Order, Supreme Court, Bronx County (Edgar G. Walker, J.), entered on or about December 19, 2008, which denied defendant-appellant’s motion for summary judgment dismissing the complaint as against it, unanimously affirmed, without costs.
Plaintiff alleges that she was injured on appellant’s premises when she ran into a telephone enclosure in a darkened hallway while chasing a young child left in her care. We previously held that the evidence showed that defendant Verizon New York, Inc. was entitled to summary judgment because it neither installed the telephone enclosure that extended from the wall nor maintained the premises and its lighting, and thus, “there [was] no causal connection between plaintiffs injury and Verizon’s conduct” (see 71 AD3d 422, 423 [2010]).
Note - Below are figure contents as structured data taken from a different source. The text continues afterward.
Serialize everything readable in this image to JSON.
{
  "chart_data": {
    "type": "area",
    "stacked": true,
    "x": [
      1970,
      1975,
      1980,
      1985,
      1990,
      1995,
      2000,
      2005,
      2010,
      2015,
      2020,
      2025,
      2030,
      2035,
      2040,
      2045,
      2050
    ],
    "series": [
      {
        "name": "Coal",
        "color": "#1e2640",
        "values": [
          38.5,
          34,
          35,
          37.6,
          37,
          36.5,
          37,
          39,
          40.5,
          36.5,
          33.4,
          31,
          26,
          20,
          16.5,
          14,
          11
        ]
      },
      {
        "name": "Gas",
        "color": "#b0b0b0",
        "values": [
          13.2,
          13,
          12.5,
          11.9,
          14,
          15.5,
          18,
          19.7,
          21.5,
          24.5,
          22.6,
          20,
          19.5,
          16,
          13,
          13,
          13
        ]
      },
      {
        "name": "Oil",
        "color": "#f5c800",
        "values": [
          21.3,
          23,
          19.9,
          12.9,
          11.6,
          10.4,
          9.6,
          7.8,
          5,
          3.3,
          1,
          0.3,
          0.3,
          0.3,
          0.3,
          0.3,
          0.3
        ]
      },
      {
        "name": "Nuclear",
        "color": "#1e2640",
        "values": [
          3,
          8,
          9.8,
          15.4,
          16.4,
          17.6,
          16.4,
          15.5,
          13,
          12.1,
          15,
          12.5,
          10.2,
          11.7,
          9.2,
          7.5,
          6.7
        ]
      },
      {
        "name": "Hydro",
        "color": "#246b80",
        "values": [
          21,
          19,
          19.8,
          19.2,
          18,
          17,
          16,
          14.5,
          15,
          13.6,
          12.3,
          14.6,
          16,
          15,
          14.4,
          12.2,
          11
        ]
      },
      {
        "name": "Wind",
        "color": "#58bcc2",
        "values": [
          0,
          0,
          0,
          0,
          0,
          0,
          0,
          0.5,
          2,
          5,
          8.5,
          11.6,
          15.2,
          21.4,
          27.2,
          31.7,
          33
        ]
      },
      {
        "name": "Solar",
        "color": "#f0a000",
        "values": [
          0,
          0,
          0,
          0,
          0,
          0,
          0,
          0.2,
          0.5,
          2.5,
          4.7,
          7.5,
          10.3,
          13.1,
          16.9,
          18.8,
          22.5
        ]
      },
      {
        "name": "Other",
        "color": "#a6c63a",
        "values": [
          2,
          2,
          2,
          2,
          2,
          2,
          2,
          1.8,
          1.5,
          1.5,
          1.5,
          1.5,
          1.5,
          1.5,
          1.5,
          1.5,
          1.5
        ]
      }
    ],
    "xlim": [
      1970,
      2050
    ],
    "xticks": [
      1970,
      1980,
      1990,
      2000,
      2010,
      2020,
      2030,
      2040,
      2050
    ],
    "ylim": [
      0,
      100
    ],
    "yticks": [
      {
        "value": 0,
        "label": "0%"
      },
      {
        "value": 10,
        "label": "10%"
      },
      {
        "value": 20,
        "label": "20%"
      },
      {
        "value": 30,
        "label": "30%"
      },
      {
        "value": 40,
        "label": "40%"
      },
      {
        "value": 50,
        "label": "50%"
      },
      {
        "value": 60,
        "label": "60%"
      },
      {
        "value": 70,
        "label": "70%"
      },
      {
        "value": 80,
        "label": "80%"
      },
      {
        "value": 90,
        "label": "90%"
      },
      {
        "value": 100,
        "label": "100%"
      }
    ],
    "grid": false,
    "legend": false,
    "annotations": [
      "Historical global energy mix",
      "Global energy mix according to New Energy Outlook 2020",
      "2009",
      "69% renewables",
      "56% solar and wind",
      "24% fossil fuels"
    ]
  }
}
*541The photographs presented in support of appellant’s motion depict an open and obvious condition, and while such a condition may negate the landowner’s duty to warn, it does not obviate the owner’s duty to ensure that its premises are maintained in a reasonably safe condition (see Westbrook v WR Activities-Cabrera Mkts., 5 AD3d 69, 73 [2004]). Here, appellant failed to establish that the condition was not inherently dangerous as a matter of law inasmuch as a jury may reasonably find that the placement of the telephone enclosure protruding over the handrail on a ramp that inclined downward into a darkened hallway created an unsafe condition which appellant had a duty to remedy (see Garcia v Best Value Discount Corp., 67 AD3d 480 [2009]). The record is inconclusive on the installation of the phone enclosure. If appellant caused or created the condition by selecting and installing the telephone enclosure, a showing of notice was not required. Nor did appellant establish, as a matter of law, that plaintiffs injuries resulted solely from her own culpable conduct (see Sweeney v Bruckner Plaza Assoc., 57 AD3d 347 [2008]). Concur—Tom, J.P., Andrias, Catterson, Moskowitz and Acosta, JJ.